Not long after Max’s treatment ended, or, alternatively, not long after he called me out on being a little bitch, one day I went into work and Nadia from head officewas sitting with Carl. She pulled me aside and informed me she was looking for an assistant. She’d gauged from our earlier conversations that dealing with customers was not my favourite thing to do, and had remembered how I was always on top of stock and payments and doing things for the shop outside of my jurisdiction.
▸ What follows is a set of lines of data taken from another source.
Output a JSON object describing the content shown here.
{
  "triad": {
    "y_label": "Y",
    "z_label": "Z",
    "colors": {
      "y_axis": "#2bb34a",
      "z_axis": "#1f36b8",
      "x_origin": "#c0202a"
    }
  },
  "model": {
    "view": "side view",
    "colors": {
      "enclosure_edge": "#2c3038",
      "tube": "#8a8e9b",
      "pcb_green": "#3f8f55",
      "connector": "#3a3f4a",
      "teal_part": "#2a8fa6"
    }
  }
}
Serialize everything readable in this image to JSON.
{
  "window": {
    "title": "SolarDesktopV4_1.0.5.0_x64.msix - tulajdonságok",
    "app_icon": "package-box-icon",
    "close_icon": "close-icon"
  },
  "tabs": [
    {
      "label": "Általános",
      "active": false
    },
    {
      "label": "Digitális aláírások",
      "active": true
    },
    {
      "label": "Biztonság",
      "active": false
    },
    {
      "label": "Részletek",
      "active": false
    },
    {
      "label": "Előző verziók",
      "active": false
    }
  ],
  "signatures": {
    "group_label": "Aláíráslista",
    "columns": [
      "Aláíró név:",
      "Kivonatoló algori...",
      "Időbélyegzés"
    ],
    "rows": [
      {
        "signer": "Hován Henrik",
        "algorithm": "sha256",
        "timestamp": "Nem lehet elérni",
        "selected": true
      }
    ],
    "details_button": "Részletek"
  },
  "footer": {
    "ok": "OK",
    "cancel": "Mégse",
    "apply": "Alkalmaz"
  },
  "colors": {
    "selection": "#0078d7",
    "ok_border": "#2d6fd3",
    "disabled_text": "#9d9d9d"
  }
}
I’d never really thought about it before, but I guess I was more efficient and organised than I’d realised. (Despite the blatant KitKat theft, which I so far have kept to myself.)
And so, I’ve spent the last month as her assistant, which has mostly consisted of setting up meetings, planning training sessions for new employees, and joining her on site visits at other branches. It’s not customer-facing, I get to wear my own clothes, and my new boss is possibly more deadpan than me, so it’s working for now. Sometimes, the fear creeps in, fear I’ll never be truly fulfilled. But I’m not shackled to the monotony of the shop’s routine. Leaving was at least a step in the right direction. I took the step. I’ve been taking lots of these steps, recently. That has to count for something.
Josie’s holding her mug with one hand, scrolling her phone with another, when she asks, ‘Do you want a plus-one?’
As soon as his scans came back clear, Max jumped back into his normal life with that aggressive intensity of his, and he’s away in Germany at the moment. I briefly consider asking Dylan, but ultimately I say, ‘Nope. Just me.’
She drops her phone in her lap and tilts her head to consider me. ‘You should talk to him. Don’t you think it’s been long enough?’